Monday, October 30, 2017

An Abbreviated Autumn, Part 2


...in which I’ve saved the best for last. The sun through these leaves makes for nature’s own stained-glass masterpiece. Over 50 years of these things for me, and they never get old....


All of the following photos were taken two days after the last post’s batch, which turned out to be the day before that night’s snowstorm and hard freeze that would kill what was left on the trees before it had a chance to change. Then came the winds....


One of the great pleasures of this short season was to come upstairs into the master bedroom in the late afternoon to see the sun blasting through the golden Lombardy poplar leaves through the west-facing windows there.

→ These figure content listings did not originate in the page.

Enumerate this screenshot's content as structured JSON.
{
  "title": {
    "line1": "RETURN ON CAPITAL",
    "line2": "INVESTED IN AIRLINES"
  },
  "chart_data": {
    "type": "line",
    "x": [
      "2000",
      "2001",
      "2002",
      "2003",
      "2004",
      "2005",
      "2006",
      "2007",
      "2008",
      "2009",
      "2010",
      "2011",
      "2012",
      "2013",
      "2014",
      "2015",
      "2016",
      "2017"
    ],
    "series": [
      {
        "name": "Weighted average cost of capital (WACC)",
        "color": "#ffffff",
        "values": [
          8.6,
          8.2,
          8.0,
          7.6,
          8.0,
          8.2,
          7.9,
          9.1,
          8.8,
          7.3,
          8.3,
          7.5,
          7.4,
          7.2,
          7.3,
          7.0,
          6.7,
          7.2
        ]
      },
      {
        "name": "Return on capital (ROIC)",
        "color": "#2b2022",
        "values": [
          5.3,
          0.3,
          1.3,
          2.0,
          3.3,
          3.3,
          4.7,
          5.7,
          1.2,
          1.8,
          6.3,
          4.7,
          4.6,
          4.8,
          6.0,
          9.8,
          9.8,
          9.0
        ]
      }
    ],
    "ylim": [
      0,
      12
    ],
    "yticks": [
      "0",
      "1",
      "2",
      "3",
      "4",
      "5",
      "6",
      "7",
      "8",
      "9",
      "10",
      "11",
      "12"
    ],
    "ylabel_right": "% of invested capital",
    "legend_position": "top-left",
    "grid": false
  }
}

At the window with the screen pushed back.

Looking up at the same trees, but from down in the yard. There were no bad angles in this light.

Over on the west side of town, and now I notice the Lombardy poplars dominating this post. Although these trees are native to the regions bordering the Mediterranean Sea (hence the “Lombardy”), they were brought to this part of Colorado for use as windbreaks. Lombardy poplars grow tall and fast, and I’ve yet to see one break. The local forestry folk would rather people would stop planting them, as they supposedly have a relatively short life as trees go, but in an area where the wind comes at you as ruthlessly as it does on or along any mountains of respectable size, these trees are a godsend.








There’s never any sense in getting angry over the weather, but the relentless, bullying winds that came after to strip what was left all blew all sense from my door. I can handle the extreme cold, along with how my south-facing office bakes like a Dutch oven in the summer, but going outside only to get repeatedly slapped upside the skull and bodily shoved around wears on my nerves after a while. 

‘Tis the season. 

The Indian Summer that wound out the last full week of the month has made up for the unsettled week that came before. Although the remaining leaves are, for the most part, dull brown, they fell in a drips of one, two, and three all around. I want to say it sounded like crackling fire—that is the easiest analogy for the season of yellows and reds—but it was more like the slow drip after a wave has washed over. It proved very calming to stand out on the front porch and listen to this as the sun melted into the western horizon.